- Executive Summary (90 KB, PDF)
Artificial intelligence (AI) has the potential to significantly improve the delivery of financial services. Several financial authorities have recently began developing frameworks, outlining their expectations on AI governance and use by financial institutions. These frameworks converge on common guiding principles on reliability, accountability, transparency, fairness and ethics. In general, existing high-level governance, risk management and modelling requirements for traditional models already cover these AI principles. The key difference between regulatory requirements for traditional and AI models is the stronger emphasis for the latter on human responsibilities in order to prevent discrimination and other non-ethical decisions.
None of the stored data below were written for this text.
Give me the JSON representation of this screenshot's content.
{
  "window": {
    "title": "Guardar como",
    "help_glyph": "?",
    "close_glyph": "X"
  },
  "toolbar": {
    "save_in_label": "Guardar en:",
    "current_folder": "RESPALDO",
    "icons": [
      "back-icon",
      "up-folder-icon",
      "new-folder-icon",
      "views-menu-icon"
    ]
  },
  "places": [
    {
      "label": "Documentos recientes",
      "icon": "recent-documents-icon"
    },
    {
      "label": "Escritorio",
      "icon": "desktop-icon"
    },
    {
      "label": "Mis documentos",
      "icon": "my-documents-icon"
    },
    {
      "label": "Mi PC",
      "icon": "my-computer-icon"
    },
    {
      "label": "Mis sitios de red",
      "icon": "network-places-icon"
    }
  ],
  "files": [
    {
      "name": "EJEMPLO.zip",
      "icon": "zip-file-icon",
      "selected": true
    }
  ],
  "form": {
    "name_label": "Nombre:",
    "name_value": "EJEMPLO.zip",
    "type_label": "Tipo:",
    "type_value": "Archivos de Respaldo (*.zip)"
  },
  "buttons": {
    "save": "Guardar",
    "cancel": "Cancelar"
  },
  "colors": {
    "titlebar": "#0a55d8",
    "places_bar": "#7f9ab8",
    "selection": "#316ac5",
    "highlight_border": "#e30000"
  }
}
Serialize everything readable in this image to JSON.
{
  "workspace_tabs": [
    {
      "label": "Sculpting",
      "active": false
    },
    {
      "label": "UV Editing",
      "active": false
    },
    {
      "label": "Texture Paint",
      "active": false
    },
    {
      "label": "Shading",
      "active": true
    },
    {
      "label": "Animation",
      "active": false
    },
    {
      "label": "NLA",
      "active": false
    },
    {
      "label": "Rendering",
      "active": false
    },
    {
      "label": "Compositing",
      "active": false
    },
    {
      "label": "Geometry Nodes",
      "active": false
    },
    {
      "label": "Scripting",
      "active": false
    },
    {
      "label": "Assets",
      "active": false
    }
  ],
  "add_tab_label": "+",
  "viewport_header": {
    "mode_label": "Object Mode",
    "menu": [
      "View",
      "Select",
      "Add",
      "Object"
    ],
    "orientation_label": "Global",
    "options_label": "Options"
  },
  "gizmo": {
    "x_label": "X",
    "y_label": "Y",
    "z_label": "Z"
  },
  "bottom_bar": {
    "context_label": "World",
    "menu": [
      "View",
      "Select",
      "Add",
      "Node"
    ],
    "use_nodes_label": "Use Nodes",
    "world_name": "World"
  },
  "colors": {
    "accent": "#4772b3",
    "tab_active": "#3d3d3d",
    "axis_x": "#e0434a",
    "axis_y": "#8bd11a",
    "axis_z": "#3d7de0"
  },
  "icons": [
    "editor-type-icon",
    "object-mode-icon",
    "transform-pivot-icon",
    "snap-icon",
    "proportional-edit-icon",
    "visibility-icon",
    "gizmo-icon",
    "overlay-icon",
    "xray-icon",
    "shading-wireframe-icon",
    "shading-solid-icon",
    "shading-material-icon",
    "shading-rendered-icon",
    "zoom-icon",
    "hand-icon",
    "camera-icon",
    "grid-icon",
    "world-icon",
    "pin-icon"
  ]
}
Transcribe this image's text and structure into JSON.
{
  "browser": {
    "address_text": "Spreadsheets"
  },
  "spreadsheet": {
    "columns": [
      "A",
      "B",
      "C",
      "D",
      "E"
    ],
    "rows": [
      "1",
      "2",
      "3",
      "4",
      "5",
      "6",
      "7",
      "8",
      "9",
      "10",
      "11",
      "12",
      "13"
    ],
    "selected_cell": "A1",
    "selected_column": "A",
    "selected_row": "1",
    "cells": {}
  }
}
Moreover, while the emerging AI principles are useful, there are growing calls for financial regulators to provide more concrete practical guidance given the challenges in implementing the principles. These challenges include the speed and scale of AI adoption by financial institutions, greater touchpoints with ethical and fairness issues, technical construct of AI algorithms and lack of model explainability. These challenges also call for a proportional and coordinated regulatory and supervisory response. As more specific regulatory approaches and supervisory practices emerge, global standard-setting bodies might be in a better position to develop standards in this area.
JEL classification: C60, G29, G38, O30.
Keywords: artificial intelligence, machine learning, corporate governance, risk management, risk modelling.